Energy
Everything You Need To Know About The Government-Owned Ras Markaz Oil Storage Station
The crude storage terminal at Ras Markaz in the Wilayat of Duqm, Al Wusta Governorate, assumes significance as a vital project undertaken by Oman Tank Terminal Company (OTTCO) due to its strategic location in the vicinity of nascent markets in Asia and Africa.
The project seeks to manage and maintain an integrated network of tanks for different types of energy derivatives in the Sultanate of Oman, notably in Duqm.
Ard Van Hoof, CEO of OTTCO, said that the company has a clear-cut vision aimed to provide high-level storage services for liquid and gas products, including renewable energy products.
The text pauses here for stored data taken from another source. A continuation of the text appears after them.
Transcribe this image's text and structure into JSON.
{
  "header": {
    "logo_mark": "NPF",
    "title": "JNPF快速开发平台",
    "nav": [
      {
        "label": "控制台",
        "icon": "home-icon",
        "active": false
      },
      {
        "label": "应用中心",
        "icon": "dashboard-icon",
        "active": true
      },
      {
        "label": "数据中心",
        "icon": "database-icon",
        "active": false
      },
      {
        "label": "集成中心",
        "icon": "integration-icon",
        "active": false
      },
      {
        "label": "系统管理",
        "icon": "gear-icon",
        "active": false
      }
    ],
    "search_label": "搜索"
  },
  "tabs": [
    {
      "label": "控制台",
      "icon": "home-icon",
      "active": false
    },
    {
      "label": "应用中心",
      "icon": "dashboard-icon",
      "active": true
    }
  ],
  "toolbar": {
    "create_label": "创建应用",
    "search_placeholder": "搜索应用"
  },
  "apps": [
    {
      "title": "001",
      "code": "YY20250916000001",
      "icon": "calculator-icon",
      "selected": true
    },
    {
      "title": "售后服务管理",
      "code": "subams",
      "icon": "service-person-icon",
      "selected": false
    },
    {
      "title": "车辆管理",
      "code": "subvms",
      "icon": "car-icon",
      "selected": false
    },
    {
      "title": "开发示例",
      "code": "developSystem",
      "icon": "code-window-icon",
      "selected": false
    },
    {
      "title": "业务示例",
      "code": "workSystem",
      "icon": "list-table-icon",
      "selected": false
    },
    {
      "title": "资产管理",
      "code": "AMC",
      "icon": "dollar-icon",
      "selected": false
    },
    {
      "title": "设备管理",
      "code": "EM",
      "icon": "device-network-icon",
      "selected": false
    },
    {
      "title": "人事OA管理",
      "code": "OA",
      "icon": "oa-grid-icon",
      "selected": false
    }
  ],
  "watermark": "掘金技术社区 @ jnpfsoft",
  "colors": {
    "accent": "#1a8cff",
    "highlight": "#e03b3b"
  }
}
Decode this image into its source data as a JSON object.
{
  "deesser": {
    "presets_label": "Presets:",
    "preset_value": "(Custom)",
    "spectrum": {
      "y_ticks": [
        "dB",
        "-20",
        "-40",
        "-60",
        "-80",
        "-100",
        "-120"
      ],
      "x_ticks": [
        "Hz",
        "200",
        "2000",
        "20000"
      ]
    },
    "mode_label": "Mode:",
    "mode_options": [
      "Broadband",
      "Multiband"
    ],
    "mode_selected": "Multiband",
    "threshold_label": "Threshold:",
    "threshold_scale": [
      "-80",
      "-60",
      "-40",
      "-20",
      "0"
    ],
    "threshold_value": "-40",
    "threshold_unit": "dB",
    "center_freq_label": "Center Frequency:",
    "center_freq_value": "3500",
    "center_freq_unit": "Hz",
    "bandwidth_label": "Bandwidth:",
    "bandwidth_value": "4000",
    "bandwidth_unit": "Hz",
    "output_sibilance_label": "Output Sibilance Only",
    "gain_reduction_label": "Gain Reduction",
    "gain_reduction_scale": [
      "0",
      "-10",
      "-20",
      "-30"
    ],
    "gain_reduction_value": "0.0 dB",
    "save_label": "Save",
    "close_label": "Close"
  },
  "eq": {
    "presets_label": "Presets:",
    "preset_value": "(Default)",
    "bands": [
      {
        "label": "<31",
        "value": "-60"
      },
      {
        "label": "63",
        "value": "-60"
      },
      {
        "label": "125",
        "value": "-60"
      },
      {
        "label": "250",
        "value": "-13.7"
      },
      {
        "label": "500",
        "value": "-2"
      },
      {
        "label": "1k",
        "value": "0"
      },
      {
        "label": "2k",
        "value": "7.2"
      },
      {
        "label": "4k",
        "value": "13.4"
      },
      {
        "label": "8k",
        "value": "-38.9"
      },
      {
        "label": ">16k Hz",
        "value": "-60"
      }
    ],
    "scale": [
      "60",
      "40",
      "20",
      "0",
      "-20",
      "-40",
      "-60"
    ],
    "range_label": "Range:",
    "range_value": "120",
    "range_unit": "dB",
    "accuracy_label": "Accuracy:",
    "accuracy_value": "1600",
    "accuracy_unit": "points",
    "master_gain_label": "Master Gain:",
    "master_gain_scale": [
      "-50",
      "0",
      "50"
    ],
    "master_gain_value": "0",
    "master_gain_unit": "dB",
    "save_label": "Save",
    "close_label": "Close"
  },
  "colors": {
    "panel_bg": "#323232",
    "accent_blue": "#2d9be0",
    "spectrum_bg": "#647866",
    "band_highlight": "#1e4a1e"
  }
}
OTTCO boasts an infrastructure that is capable of meeting the requirements of the local and international markets.
The Ras Markaz Oil Storage Project is owned 100 per cent by the government, represented by OTTCO, said Eng. Salim Marhoon Al Hashmi, Director-General of the project, which, he said, began to be implemented in August 2019.
Al Hashmi pointed out that the Special Economic Zone at Duqm (SEZAD) granted OTTCO a 40-year usufruct rights to set up an oil storage facility at Ras Markaz with effect from the date of signing the said contract on July 5, 2017.
Al Hashmi told the Oman News Agency (ONA) that the Raz Markaz agreement provides for a storage capacity of 26.7 million barrels of oil in the first phase. The company will increase its capacity in tandem with the growth of demand from investors, said Al Hashmi.
The project consists of two streams: The first caters to the maritime business. It is completed and it comprises an import-export floating station situated 7kms from the beach, in addition to two 42-inch pipelines, Al Hashmi explained.
The second stream (over 80 per cent) features a variety of civil tasks, mountain demolishing, oil pumping systems, water treatment, installing tanks, building a power grid, and adding associated systems.
The infrastructure of the first phase of the oil storage project is ready to operate by the second quarter of 2022, said Al Hashmi.
He added that Ras Markaz station has been connected via an 80-km pipeline and that the facility constitutes a source of supplies for Duqm Refinery, where 8 mega tanks are dedicated for the purpose.
The project has a construction area of 10 square kilometres, while the total area stands at 40 square kilometres, which means the facility has a storage capacity of 200 million barrels of oil.
The floating terminal can receive very large crude carriers (VLCC) from around the world and it has been connected with four main stations to pump crude upwards, said Al Hashmi.
The Sultanate of Oman is currently leaning heavily on Mina Al Fahal for the export of crude oil, so the Ras Markaz station will add a strategic dimension to outbound crude export, said Al Hashmi, adding that the facility’s existence outside the Strait of Hormuz area will encourage many investors to store oil there and engage in import, export and oil blending operations.
Al Hashmi said that OTTCO envisages making Ras Markaz the largest oil storage facility of its kind the Middle East and a global hub in the Arabia Sea and Indian Ocean zones.
The project will generate 130 direct and indirect jobs, 90 of which will be occupied during the period of operation, said Al Hashmi, noting that more employment opportunities will be provided as the facility’s capacity keeps expanding.
Al Hashmi said that OQ Group and Aramco company of Saudi Arabia had signed a memorandum of understanding for the storage of their products at Ras Markaz, besides exploring other areas of cooperation related to the import, procurement, production, and storage of crude and petroleum products at Duqm Refinery and Ras Markaz.